Takımın bir diğer tecrübeli oyuncusu Printezis bu seneyi oldukça iyi geçiriyor. 32 yaşına gelmiş olmasına rağmen olgunlaşan basketbolu ile 13 sayı 4,6 ribaund ortalamaları yakalamış durumda. Bu sene transfer olan Uşak’tan tanıdığımız Khem Birch büyük katkı veriyor. Young ve Milutinov ile birlikte 5 numaranın dakikalarını paylaşan Birch sahada en uzun süre kalan pivot. Özellikle savunmada uzun kolları ve hareketli ayakları ile hem blok tehdidi hem de yardım savunmasında öne çıkıyor.
Savunma kaynaklı hızlı hücum sayıları onların önemli bir silahı. Kazandıkları maçlarda ortalama 7 top çalıp bunu genelde sayı ile sonuçlandırıyorlar. Kaybettikleri maçlarda bu sayı 4’e düşüyor. Dikkat etmemiz gereken önemli bir konu onlara basit top kayıpları yapmamak olmalı.
Ribaundlarda başarılı bir takımlar. 37,4 ile en fazla ribaund alan takım Olympiacos. Özellikle savunma ribaundlarındaki yüksek konsantrasyonları sayesinde , bu ribaundları net bir şekilde alıp hızlı hücuma kalkabiliyorlar. Hücum ribaundu yapamasak bile zorlayıp onların savunma ribaundlarını kolayca almalarını önlememiz gerekiyor.

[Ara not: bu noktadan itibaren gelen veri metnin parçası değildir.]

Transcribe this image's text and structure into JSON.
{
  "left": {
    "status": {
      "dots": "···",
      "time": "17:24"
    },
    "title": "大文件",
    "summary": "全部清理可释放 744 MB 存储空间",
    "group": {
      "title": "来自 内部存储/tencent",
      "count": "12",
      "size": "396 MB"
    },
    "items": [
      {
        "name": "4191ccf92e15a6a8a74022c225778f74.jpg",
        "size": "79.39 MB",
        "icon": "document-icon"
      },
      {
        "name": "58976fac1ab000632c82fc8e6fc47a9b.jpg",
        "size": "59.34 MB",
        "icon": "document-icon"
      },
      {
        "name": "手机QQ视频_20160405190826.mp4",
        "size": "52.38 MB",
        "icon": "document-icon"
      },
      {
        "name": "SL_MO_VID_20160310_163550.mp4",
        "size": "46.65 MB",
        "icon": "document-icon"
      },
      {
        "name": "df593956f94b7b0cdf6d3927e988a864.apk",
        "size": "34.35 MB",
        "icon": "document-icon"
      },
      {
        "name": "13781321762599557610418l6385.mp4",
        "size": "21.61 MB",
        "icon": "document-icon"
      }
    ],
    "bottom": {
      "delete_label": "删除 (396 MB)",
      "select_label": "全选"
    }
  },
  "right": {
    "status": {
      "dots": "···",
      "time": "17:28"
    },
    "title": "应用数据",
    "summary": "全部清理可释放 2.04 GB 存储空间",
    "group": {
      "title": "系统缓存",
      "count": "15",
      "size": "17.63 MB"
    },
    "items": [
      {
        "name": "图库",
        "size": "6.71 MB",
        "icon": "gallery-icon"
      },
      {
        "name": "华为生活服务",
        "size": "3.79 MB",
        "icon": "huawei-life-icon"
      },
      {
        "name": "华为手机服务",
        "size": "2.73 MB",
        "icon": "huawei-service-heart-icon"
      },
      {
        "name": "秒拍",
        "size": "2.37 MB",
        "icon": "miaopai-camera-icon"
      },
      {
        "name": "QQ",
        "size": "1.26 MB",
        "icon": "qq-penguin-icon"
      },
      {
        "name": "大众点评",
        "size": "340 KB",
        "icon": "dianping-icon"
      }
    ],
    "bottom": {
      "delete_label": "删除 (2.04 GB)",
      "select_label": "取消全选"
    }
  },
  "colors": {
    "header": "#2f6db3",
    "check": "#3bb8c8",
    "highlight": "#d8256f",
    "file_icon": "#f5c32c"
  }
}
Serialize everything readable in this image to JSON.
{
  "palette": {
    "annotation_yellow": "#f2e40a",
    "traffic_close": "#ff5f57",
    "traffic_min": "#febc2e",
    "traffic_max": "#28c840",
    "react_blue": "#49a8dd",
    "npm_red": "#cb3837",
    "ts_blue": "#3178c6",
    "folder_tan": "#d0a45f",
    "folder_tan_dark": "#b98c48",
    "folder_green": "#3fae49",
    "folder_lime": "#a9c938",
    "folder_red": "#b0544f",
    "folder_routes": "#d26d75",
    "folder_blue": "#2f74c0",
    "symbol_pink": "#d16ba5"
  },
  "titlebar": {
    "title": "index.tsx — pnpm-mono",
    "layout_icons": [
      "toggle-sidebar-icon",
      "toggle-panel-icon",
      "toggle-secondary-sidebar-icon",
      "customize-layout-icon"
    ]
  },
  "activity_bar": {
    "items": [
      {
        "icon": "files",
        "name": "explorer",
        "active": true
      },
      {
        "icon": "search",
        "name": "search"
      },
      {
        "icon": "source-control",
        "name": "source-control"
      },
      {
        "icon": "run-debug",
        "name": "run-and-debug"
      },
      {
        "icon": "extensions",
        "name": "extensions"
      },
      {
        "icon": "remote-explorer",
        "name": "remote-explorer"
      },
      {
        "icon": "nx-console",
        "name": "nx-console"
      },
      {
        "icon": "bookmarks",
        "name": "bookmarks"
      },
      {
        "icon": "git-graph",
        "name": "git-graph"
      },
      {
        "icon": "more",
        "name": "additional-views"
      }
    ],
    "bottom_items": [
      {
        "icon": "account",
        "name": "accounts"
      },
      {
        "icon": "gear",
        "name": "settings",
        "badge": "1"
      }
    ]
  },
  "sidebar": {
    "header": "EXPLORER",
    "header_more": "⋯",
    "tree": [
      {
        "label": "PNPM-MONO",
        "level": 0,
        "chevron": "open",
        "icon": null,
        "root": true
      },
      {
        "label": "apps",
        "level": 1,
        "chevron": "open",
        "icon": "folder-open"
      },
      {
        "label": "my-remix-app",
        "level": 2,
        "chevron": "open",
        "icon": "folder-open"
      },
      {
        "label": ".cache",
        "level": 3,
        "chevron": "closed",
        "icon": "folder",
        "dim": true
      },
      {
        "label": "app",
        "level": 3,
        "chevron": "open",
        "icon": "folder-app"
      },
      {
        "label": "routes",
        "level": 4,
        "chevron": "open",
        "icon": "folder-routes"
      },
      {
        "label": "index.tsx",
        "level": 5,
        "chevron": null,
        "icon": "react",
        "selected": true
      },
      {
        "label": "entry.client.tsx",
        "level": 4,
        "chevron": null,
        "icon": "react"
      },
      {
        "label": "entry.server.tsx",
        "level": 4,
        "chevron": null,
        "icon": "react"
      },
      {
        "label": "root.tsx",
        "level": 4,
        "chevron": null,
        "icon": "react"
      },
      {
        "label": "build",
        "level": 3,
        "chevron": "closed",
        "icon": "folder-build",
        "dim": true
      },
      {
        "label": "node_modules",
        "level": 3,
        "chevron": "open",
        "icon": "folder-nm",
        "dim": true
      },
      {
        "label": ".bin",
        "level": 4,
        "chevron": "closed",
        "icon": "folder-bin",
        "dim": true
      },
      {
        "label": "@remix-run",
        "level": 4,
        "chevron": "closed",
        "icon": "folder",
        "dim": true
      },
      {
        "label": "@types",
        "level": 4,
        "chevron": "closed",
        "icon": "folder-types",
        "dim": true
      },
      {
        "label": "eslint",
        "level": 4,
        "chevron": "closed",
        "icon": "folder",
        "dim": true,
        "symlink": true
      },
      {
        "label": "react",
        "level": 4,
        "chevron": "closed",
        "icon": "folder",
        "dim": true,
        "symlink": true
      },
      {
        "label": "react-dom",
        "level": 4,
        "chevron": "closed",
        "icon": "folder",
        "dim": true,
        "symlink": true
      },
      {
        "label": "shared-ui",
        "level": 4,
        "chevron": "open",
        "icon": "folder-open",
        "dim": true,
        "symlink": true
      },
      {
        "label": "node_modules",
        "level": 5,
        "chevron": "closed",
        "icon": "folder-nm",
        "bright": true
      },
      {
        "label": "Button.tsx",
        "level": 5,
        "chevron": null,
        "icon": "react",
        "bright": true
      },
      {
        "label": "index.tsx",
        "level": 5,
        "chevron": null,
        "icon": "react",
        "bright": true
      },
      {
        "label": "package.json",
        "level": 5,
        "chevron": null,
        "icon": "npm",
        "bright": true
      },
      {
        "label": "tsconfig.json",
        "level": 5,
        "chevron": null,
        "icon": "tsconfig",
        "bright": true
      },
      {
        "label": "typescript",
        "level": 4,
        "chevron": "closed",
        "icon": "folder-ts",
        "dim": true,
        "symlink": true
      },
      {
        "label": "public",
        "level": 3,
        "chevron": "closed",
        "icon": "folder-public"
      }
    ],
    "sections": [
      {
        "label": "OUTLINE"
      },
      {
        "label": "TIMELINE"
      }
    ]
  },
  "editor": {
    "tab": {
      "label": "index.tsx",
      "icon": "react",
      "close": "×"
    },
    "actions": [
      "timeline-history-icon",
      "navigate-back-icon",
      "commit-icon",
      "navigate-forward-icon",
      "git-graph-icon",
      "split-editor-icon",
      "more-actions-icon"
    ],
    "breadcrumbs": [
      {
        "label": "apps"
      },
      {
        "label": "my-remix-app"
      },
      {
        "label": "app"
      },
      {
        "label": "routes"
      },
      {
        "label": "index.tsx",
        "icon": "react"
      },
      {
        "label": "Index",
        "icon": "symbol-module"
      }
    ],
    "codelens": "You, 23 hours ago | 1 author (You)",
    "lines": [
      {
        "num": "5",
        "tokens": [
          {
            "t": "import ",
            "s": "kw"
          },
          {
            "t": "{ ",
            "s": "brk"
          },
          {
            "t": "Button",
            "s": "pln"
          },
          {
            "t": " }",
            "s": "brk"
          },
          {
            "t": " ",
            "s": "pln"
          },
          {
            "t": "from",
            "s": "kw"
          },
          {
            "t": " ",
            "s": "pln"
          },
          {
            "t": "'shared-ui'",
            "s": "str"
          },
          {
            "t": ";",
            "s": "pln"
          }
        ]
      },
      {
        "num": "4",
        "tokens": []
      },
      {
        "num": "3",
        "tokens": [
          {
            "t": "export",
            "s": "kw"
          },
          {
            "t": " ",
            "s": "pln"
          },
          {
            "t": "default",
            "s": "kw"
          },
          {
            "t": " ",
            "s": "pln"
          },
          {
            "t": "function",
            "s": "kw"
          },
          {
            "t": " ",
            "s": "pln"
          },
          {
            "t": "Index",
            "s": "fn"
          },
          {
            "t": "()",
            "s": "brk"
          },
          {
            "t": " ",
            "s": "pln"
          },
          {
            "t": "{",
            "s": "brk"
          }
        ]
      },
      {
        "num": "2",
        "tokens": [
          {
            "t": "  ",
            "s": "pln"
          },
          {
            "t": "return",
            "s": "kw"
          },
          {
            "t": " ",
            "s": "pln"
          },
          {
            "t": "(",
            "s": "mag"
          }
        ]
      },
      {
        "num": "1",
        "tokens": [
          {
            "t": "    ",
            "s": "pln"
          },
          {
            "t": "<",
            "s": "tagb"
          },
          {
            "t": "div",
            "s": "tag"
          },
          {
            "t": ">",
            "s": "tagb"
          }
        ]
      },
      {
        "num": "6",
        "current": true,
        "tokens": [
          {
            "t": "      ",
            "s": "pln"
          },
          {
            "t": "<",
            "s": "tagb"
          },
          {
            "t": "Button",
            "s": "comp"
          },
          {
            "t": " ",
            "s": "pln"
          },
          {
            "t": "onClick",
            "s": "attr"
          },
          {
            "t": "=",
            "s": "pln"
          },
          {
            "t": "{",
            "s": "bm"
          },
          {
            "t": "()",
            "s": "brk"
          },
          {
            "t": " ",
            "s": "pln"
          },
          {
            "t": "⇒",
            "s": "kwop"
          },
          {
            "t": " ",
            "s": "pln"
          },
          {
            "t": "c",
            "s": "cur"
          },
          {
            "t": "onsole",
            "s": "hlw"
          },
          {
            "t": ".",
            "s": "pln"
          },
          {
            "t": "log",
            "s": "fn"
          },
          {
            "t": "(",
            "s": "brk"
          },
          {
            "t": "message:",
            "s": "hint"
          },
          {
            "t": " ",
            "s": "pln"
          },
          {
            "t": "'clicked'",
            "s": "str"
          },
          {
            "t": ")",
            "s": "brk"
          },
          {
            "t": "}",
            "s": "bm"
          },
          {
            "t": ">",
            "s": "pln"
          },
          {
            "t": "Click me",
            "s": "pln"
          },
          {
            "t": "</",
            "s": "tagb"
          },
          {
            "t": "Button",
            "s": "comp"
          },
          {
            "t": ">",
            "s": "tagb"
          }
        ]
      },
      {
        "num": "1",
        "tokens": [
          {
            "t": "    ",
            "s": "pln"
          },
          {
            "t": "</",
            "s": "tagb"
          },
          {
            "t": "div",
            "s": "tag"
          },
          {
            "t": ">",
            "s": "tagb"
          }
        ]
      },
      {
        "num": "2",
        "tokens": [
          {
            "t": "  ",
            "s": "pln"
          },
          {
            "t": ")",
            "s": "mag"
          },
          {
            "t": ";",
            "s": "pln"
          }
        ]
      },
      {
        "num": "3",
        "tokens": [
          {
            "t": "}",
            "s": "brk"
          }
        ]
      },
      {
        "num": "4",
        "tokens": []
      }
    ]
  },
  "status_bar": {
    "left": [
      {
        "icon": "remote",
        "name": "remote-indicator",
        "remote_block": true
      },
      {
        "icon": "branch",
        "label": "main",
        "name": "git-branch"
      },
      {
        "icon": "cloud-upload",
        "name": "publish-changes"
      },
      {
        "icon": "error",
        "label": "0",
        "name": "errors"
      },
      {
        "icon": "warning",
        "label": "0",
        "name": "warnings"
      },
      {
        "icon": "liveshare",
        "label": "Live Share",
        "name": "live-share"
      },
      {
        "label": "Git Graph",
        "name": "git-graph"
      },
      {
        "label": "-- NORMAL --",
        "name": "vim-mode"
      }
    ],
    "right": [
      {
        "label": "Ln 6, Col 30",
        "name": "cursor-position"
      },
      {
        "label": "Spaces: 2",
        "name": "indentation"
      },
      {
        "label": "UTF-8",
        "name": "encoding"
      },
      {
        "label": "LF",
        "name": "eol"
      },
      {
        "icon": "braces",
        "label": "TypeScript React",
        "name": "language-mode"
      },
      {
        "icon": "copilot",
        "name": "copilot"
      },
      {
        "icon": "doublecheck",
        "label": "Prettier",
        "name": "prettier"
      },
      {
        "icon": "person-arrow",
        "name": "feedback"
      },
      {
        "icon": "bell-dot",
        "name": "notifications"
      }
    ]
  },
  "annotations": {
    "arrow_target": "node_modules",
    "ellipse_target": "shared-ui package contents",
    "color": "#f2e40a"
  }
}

Set hücumlarında düzen içinde oynuyor olmalarına rağmen çok fazla asist üzerinden sayıya gittikleri söylenemez. 14,9 ortalama ile 16 takım içinde en az asist yapan 2.takım Olympiacos. Bu 14,9 asistin 6,2 sini tek başına Spanoulis yapıyor, onun dışında kalan takımın tamamının 8,2 asist ürettiğini düşünürsek ne kadar az asist yapan bir takım oldukları daha net ortaya çıkıyor. Ancak bir konuda büyük bir çelişki de var. Spanoulis’in oynamadığı Kazan deplasmanında 75-90 lık galibiyet alırken bu maçta ortalamalarının üzerine çıkıp 19 asist yapmışlar. Bu da Spanoulis’in olmadığı maçlarda topun daha fazla paylaşıldığının göstergesi gibi duruyor.
Son bir rakam ve detay vereyim Olympicos ile ilgili. Tüm maçları dikkate aldığımızda %35,7 ile üçlük atan rakibimiz deplasman maçlarında %41 lere çıkıyor ki bu istatistikte de EL’in en iyi takımılar.
Savunmaların ön planda olduğu, düşük skorlu, bol mücadeleli bir maç bizi bekliyor. Kısa oyuncularımızın performansının belirleyici olmasını bekliyorum. Hem Kostas&Bobby ikilisi hem de Bogdan&Gigi ikilisinin iyi performansları bize galibiyete taşıyacaktır. Özellikle seyircimizin salonu doldurup yüksek bir enerjiyle takımı destekleyecek olması takımızın galibiyeti için önemli bir etken olacaktır. İlk maçı 71-62 ile kaybettiğimizi de aklımızda tutarak eğer mümkünse 10 sayılık farkı yakalamaya çalışmak da daha sonra olası bir puan eşitliğinde çok değerli olacaktır.